Bishop Persico noted he is proud of the leadership evident throughout the plan.

“As we unveil this first significant initiative, I believe people will understand its importance,” he said. “We are taking full advantage of this moment, allowing for inspiration and innovation.” The bishop expects planning to be an ongoing commitment for Catholic schools and parishes, and recognizes that recommendations will take time to implement. But with today’s announcement, Bishop Persico said the Diocese of Erie has taken a vital step in the right direction.

“The goal from the very beginning was to raise the standard for education across the region, ensuring generations of children will have access to quality academics in a faith-based environment,” Bishop Persico said. “I feel a great responsibility to the sisters and priests and families who came before us—they poured their lives into our Catholic schools. We’re doing our best to honor that legacy and to make sure that future generations will have the same opportunities we have enjoyed for more than 150 years.”

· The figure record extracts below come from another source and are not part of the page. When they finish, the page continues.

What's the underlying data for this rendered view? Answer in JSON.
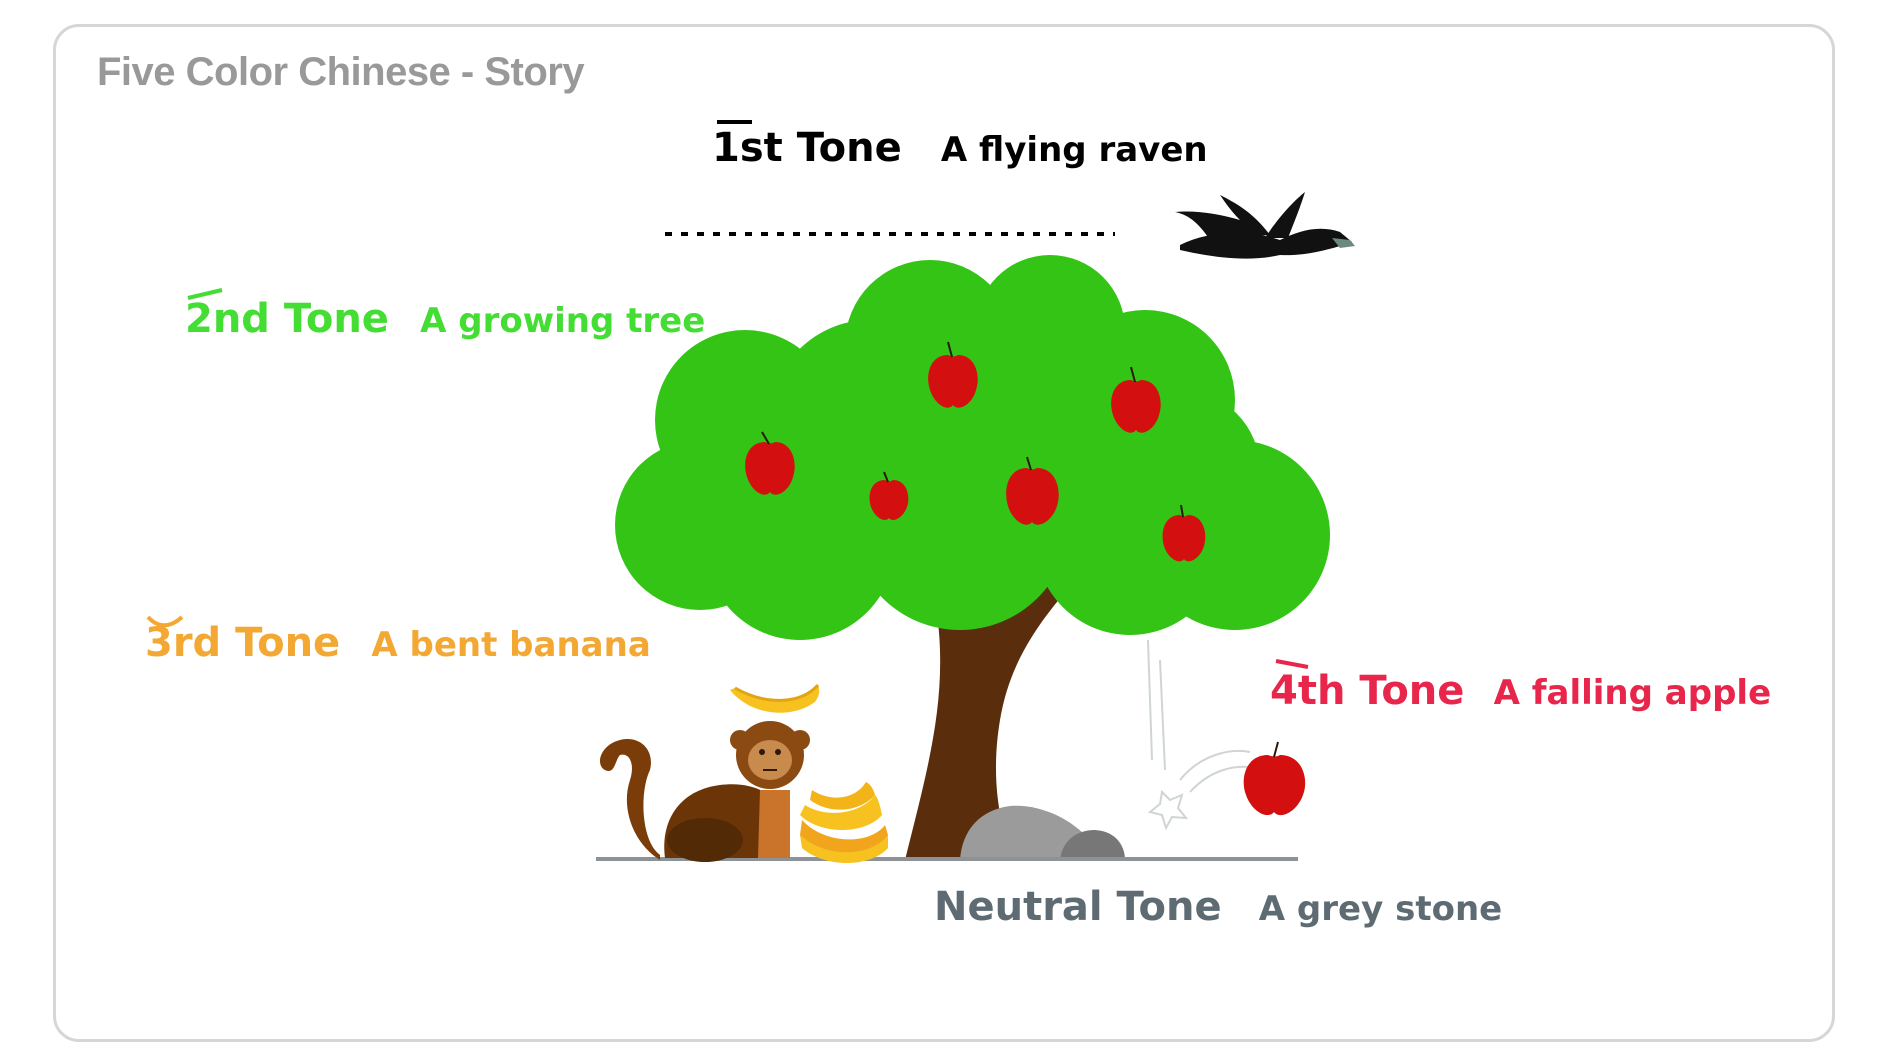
{
  "title": "Five Color Chinese - Story",
  "tones": [
    {
      "name": "1st Tone",
      "description": "A flying raven",
      "color": "#000000",
      "icon": "flat-line-mark"
    },
    {
      "name": "2nd Tone",
      "description": "A growing tree",
      "color": "#44dd33",
      "icon": "rising-mark"
    },
    {
      "name": "3rd Tone",
      "description": "A bent banana",
      "color": "#f2a833",
      "icon": "dip-mark"
    },
    {
      "name": "4th Tone",
      "description": "A falling apple",
      "color": "#e8254b",
      "icon": "falling-mark"
    },
    {
      "name": "Neutral Tone",
      "description": "A grey stone",
      "color": "#5e6b73",
      "icon": "none"
    }
  ],
  "illustration": {
    "elements": [
      "raven-icon",
      "tree-icon",
      "apple-icon",
      "monkey-icon",
      "banana-icon",
      "stone-icon",
      "ground-line"
    ]
  }
}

Four Key Components of Preliminary Strategic Plan

An overview of each of the four key components of the Preliminary Strategic Plan for Catholic Schools as well as details of the plan in a school-by-school listing are available at Eriercd.org/planning.asp.

Discussion about the need for a pastoral plan began less than a year after the arrival of Bishop Persico, who was installed as bishop in October 2012. In August 2014, the diocese engaged the nationally recognized consulting firm of Meitler. Based in Milwaukee, Meitler has worked with more than 120 dioceses and 2,000 Catholic and religious schools since 1971, with an emphasis on strategic planning, demographic and market research and enrollment management. The firm has been working with Catholic school leaders throughout the diocese to form a new vision and practical plan that will move schools toward a desired future.

As part of the process, the diocese developed a listing of Key Indicators for a Healthy School, based on National Standards and Benchmarks for Effective Catholic Elementary and Secondary Schools promulgated by the National Catholic Education Association. Parish and school leaders had a number of opportunities to contribute to an understanding of the current state of Catholic education and offer ideas to shape the plan. They are now being asked to respond to proposed goals and strategies.

Catholic Education Task Force Established

To guide the development of the plan, a Catholic Education Task Force was estab-lished. Members reviewed data gathered by the Catholic Schools Office and Meitler. Every school in the diocese was visited, engaging administrators who provided vital information. In addition, community demographics were collected and relevant parish data was compiled in order to create a complete picture of those trends affecting Catholic schools.

This information was shared in multiple forums, and used by the task force to form a draft. Working subcommittees of the task force included Catholic identity, academic excellence and school finances.

The plan is being unveiled in preliminary form. Officials at the Diocese of Erie said that while plan is a collaborative effort integrating the work of the groups already enumerated, they want the people who will implement the plan and those affected by its recommendations to have an opportunity to provide feedback. School administrators have access to a confidential online form developed for this purpose; individuals who would like to submit feedback will find a similar form developed for this purpose at www.ErieRCD.org/planning.asp.

The final plan will be approved by Bishop Persico after consulting with the Priests Council, the College of Deans and the Administrative Cabinet in early 2016.